Fantasy Maps, Watercolor and TikTok
One of my favorite things about being an artist is finding other creative people who make you immediately want to sit down and create something. That’s exactly what happened when I came across @emmamadhatter on TikTok.
She creates fantasy maps in one of the coolest ways I’ve seen. Instead of sketching island shapes from scratch, she uses crystals, dice, and other objects to build the land masses first. She’ll scatter them across the paper, trace around the shapes to form coastlines, and then develop the map from there with ink and detail work. Every map ends up feeling organic and unpredictable, like a real place instead of something overly planned out.
We actually met through @dirtyoardice on TikTok. Every Friday he features artists in his Artist Spotlight of the Week, and we had both been featured there. After seeing her work, I messaged the group chat of featured artist because her maps genuinely made me want to try painting one myself. Instead of just talking about it, she suggested we collaborate on a piece together, and I immediately said yes.
Honestly, this ended up being a pretty meaningful project for me. I realized while working on it that this is the first collaboration I’ve done with another artist in about four years. Art can get surprisingly solitary sometimes, especially when you spend most of your time working alone in a studio or posting into the void online. There was something really refreshing about working on a piece that already had someone else’s imagination built into it before I ever touched a brush.

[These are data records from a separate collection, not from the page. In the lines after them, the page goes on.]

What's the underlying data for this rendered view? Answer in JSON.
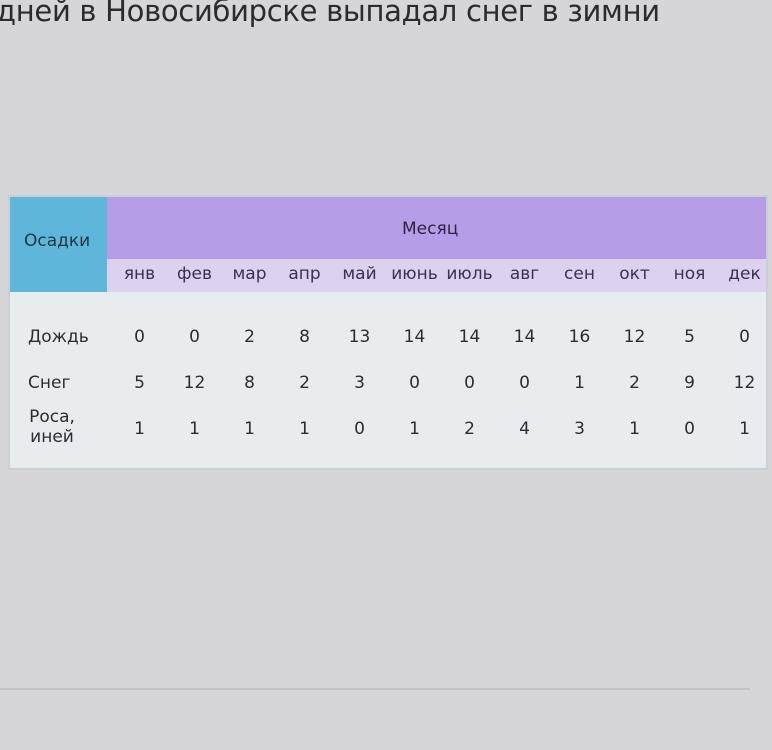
{
  "heading": "дней в Новосибирске выпадал снег в зимни",
  "table": {
    "corner_header": "Осадки",
    "group_header": "Месяц",
    "months": [
      "янв",
      "фев",
      "мар",
      "апр",
      "май",
      "июнь",
      "июль",
      "авг",
      "сен",
      "окт",
      "ноя",
      "дек"
    ],
    "rows": [
      {
        "label": "Дождь",
        "values": [
          "0",
          "0",
          "2",
          "8",
          "13",
          "14",
          "14",
          "14",
          "16",
          "12",
          "5",
          "0"
        ]
      },
      {
        "label": "Снег",
        "values": [
          "5",
          "12",
          "8",
          "2",
          "3",
          "0",
          "0",
          "0",
          "1",
          "2",
          "9",
          "12"
        ]
      },
      {
        "label": "Роса, иней",
        "values": [
          "1",
          "1",
          "1",
          "1",
          "0",
          "1",
          "2",
          "4",
          "3",
          "1",
          "0",
          "1"
        ]
      }
    ]
  },
  "colors": {
    "corner": "#5eb6db",
    "month_header": "#b59de8",
    "months_row": "#dcd1ef"
  }
}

Once she finished the map itself, she mailed it to me to paint. I worked entirely in watercolor and focused on bringing atmosphere into the piece without losing the handmade fantasy-map feeling that made me love it in the first place. I added the compass rose at the bottom painted with the ocean and included the sea monster because every good fantasy map deserves at least one thing lurking offshore. All that’s needed now is Emmas signature.